About a decade ago, in the northern Argentine city of Colón ,
I encountered a pair of US cyclists who had traveled through Chile  using my recently published first edition of the Moon Handbook to that country. They were especially enthusiastic about my recommendation about cycling the old railroad route through the Andean foothills, where slow-moving trains from Santiago’s Estación Mapocho  once chugged all the way to the nitrate ports of the Norte Grande, including Iquique and Pisagua.
For motorists, bikers, and cyclists really intent on getting off the beaten track, there’s no better alternative than the former Ferrocarril Longitudinal (Longitudinal Railway) that, until the Panamericana  opened in the early 1950s, connected the Chilean heartland with the Norte Chico  and the Norte Grande . Passing through five former train tunnels, with countless ups and downs along the isolated Andean foothills between La Ligua and Ovalle, the Norte Chico sector is one of the country’s unappreciated gems for Chileans and foreigners alike.
In the 1930s, Chilean dictator (later elected president) Carlos Ibáñez del Campo  outfitted his 1928 Packard limo with wheels that could ride the rails between Santiago  and the southern city of Puerto Montt . I’ve never done anything quite like that but, several times, I’ve driven segments of the former northern railway, colloquially known as the “Longino.” Along the entire route, keep an eye out for condors - that enduring symbol of the Andes reminding us that the route was, first and foremost, an Inka road .
Last April, for the first time, I drove the Longino’s Norte Chico segment north to south (rather than south to north), from the weathering foundations of former station at Auco, near the city of Illapel , to the town of Cabildo  – a full day’s drive. At Auco, a bridge still spans the dry bed of the Río Illapel, but walking across it requires caution, as it’s missing many ties.

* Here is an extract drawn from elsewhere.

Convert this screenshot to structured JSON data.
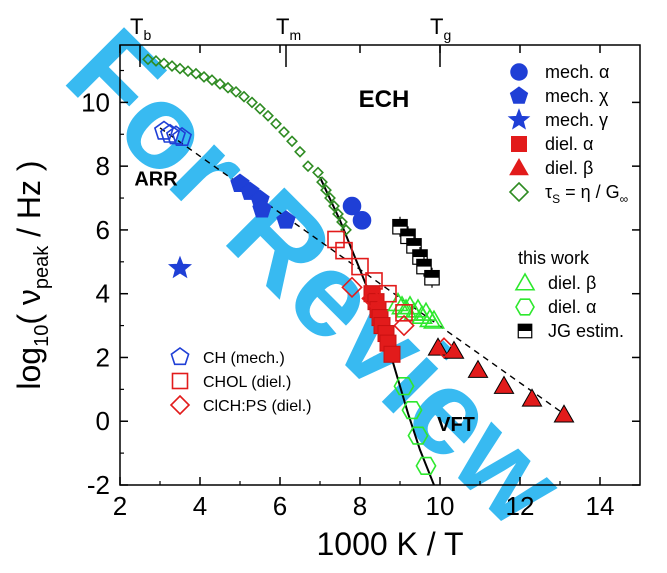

At Limáhuida (about 20 km south of Illapel), the line’s oldest surviving station is now a small rural grocery. Along the route, mounted huasos in their characteristic chupallas (flat-brimmed sombreros) are a regular sight, as are flocks of goats on the dry hillsides. Between Limáhuida and the oddly named town of Caimanes (there are no large aquatic reptiles in this desert landscape), the road passes through three tunnels; the longest is the Túnel las Astas (pictured above), dating from 1912, whose ceilings drip with groundwater. Its length makes it the likeliest in which to encounter a vehicle heading the other direction.
Perhaps the most scenic segment is Cuesta las Palmas, about 20 kilometers south of Caimanes, passing newly planted avocado and citrus orchards. At the Region IV border, the road penetrates the Túnel las Palmas, surrounded by mature palm trees in the valley, and continues as a paved road toward Pedegua and Cabildo. A short distance north of the tunnel, a roadside café selling fresh juices is one of few businesses catering to the handful of travelers who pass this way.
Approaching Cabildo, a semaphore regulates traffic through the Túnel las Grupas, the only tunnel in a populated area. From Cabildo, there are paved highways west toward the coast and south to Santiago.